The exhibit was set up in the visitors lobby on Thursday and was due to be opened on Monday by U.N. Secretary-General Ban Ki-moon. "Lessons from Rwanda" was created by Aegis Trust, an anti-genocide NGO, and approved by the U.N. Department of Public Information. The Holocaust, Cambodia, Bosnia, East Timor and Sudan were mentioned as examples of genocide. But it also included a section entitled “What is genocide?” which read:

Following World War One, during which 1 million Armenians were murdered in Turkey, Polish lawyer Raphael Lemkin urged the League of Nations to recognize crimes of barbarity as international crimes.

On Saturday, James Smith, the chief executive of Aegis, was told by the UN to remove the sentence. Aegis would not submit to the Secretary General’s request. Smith explains, "Had we been asked to remove reference of atrocities to Jews because Germany objected, we would have been equally resistant."

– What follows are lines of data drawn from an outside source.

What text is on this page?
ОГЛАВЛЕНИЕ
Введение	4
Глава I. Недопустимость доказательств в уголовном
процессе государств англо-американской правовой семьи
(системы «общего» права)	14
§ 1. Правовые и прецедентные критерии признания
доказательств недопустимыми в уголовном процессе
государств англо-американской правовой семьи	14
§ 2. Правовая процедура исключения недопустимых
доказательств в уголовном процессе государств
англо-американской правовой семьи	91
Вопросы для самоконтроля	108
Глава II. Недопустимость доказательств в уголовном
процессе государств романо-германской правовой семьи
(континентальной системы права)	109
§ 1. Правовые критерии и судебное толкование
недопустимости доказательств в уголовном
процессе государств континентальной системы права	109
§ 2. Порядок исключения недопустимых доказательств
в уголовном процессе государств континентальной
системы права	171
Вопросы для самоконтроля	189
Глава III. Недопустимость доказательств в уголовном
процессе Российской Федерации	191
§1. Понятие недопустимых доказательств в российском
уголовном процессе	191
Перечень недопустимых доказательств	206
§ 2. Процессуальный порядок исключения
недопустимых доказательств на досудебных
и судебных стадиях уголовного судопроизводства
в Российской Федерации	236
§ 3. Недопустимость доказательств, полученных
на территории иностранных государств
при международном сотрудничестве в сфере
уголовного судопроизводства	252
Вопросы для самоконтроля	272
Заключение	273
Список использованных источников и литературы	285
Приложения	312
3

The suggestion by Armen Martirosyan, the Armenian ambassador to the UN, to remove the words "in Turkey" were also not acceptable. Baki Ilkin, the Turkish ambassador to the UN, said that Turkey expressed "discomfort over the text's making references to the Armenian issue and drawing parallels with the genocide in Rwanda."

On Monday, the panels in the visitor's lobby had been turned around to prevent it being seen by the public. Farhan Haq, U.N. associate spokesman, said that the review process which takes into account "all positions" had not been followed and that "the exhibition has been postponed until the regular review process is completed." Manoel de Almeida e Silva, an official in the strategic communications division, said the exhibit would take place. "We are committed to it. It is a very important issue."